Labradors are mouthy as puppies, as well as boisterous and high energy - and the teenage phase lasts until they're at least 2-3 years old. They're relatively easy to train but I've never met one that doesn't nip or mouth when young.

Borders are a herding breed and are prone to nipping ankles to "herd" children. Again they're easily trainable but very energetic too.

Both dogs need a LOT of exercise and also a fair amount of stimulation to be calm as adults. Can you really cope with a mix of both? Big dogs can't be walked much as puppies either as they have delicate joints until fully grown - which restricts your options somewhat.

My concerns would be as follows - what kind of person is producing such a high energy cross-breed? Why on earth would you want two dogs at the same time - have you read up on littermate syndrome? Even if you just end up with one, do you really have the time and energy to walk such an high-needs dog with young children? My friends with labs and collies are out with them 2-3 times a day as a minimum - is that doable when you work and have small children and all that entails?

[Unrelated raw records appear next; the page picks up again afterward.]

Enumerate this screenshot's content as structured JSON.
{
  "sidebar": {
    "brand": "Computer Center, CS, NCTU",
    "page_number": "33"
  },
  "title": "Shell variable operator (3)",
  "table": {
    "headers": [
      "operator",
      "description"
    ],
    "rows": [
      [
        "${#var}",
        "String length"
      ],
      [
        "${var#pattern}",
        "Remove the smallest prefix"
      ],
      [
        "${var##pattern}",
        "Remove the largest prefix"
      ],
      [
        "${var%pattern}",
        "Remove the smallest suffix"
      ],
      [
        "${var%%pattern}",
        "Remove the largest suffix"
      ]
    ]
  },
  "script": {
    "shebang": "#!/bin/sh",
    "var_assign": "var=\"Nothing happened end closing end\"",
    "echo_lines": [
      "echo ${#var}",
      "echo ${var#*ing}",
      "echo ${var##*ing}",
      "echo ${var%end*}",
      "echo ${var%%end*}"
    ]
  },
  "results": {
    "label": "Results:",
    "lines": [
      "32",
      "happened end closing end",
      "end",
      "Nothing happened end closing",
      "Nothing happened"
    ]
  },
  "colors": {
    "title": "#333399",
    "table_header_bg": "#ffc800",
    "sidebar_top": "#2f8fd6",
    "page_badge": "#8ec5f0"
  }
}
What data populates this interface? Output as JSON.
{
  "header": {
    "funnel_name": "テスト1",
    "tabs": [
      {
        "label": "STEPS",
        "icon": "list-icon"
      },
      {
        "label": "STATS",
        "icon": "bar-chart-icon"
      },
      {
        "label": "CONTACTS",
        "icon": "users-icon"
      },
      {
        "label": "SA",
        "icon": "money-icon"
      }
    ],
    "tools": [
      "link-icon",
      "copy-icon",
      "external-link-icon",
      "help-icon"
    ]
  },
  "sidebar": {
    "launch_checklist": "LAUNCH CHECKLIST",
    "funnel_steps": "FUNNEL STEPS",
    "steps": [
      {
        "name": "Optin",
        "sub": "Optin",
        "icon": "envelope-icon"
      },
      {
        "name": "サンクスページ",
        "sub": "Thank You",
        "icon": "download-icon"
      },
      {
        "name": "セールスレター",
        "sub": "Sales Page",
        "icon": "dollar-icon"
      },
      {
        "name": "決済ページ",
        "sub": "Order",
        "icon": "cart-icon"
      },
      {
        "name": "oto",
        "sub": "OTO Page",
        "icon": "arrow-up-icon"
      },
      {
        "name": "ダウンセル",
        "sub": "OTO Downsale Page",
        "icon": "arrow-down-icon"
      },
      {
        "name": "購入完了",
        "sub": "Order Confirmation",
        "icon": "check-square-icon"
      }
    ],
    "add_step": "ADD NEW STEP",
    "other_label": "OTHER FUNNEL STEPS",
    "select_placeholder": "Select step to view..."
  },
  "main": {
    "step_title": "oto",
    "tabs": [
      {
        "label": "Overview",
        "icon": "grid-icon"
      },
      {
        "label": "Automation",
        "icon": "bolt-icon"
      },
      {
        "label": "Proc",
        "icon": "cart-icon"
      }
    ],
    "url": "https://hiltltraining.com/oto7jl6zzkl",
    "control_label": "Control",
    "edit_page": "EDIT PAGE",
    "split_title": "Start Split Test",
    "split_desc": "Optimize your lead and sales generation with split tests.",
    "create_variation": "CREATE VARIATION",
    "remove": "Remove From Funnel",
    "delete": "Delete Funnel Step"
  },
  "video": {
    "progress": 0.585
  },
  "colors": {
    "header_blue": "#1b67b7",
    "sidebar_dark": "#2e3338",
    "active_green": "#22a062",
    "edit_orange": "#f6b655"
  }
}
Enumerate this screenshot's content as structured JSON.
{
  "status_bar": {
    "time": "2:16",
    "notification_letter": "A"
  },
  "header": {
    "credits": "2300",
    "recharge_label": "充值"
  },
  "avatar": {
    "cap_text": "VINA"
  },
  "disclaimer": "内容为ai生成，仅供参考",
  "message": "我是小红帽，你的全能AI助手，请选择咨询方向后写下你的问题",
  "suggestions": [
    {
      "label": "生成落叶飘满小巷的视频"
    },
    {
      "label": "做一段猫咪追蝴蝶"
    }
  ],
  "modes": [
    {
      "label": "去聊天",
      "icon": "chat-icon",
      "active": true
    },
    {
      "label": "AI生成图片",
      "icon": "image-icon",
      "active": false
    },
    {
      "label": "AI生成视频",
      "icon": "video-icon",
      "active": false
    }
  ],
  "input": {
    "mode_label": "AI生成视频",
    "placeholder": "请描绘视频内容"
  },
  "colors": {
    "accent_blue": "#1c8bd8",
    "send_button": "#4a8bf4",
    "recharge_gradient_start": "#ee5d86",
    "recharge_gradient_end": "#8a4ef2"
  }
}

GrumpyMiddleAgedWoman Fri 14-Jun-19 20:47:08

I thought that meant a Border terrier crossed with a Labrador. I wondered how!
Never underestimate the sheer bloody-minded determination of a terrier grin

Bookworm4 Fri 14-Jun-19 21:06:59

Jeezo, that’s ridiculous a borador!
Plenty lovely dogs in rescue of all shapes, sizes, ages.

creativeusername Fri 14-Jun-19 21:26:46

We have a 1 year old Borador. She is lovely. We have 2 children (aged 2 and 3 when we got her) and she is fantastic with them. I'm fairly sure she thinks they are naked puppies grin

She loves a run around but copes with missing a walk or 2 when life gets busy or the weather is horrid (too hot or too cold) as long as she gets some playtime.

She has been really easy to train. Sit, stay, recall, fetch, toilets on command in a specific point in the garden (didn't want kids treading in poo while playing) etc

As far as chewing - she destroys any toy she's given. Even the indestructible kong toys are gone in minutes, so we get her big meat bones instead. She has chewed a couple of the kids toys in the last year but that's our fault as she was left unsupervised and a bit bored.

We only paid £150 for her as well. Would get 5 more if we had the time/space/money smile

applesauce1 Sat 15-Jun-19 08:02:27

Our lab x collie cross (we rescued her when she was 4mo and was definitely not a designer breed) passed away last year. What an amazing 24 years we had with her. She had the appetite of a collie, was extremely easy to train, could walk for miles and miles if you wanted to, but was equally satisfied with x2 half hour walks. She was laid back, affectionate, intelligent and beautiful.

She was terrible with very young children, not great with other dogs and always barked for ages when a new person arrived at the house. I'm not sure how much of those behaviours were a result of her being a rescue.

gettingtherequickly Sat 15-Jun-19 08:20:01

She's gorgeous apple

Bonkersblond Sat 15-Jun-19 08:24:04

Mattmagnolia I clicked on this link thing the same thing😂

Bonkersblond Sat 15-Jun-19 08:24:39

Thing = thinking

Swifey40 Sat 15-Jun-19 10:35:10

Well I think the majority of you have made my mind up, that they are probably too much for us, sonic that's the case.... what would you recommend? I think we are looking for something that doesn't shed too much, good recall, not a spaniel, intelligent and medium sized. Any ideas?

OP’s posts: |
GrumpyMiddleAgedWoman Sat 15-Jun-19 20:56:36

I'd say a lab, but they probably shed too much for you. Lab x German pointer, maybe, but they're a bit thin on the ground.

Why not a spaniel? Springer spaniels are the right sort of size for you, clever and responsive, and can make excellent family dogs.

adaline Sat 15-Jun-19 21:43:59

The main question is this - how much time do you have? How long are you prepared to spend walking the dog? Do you work? How long will they be left alone?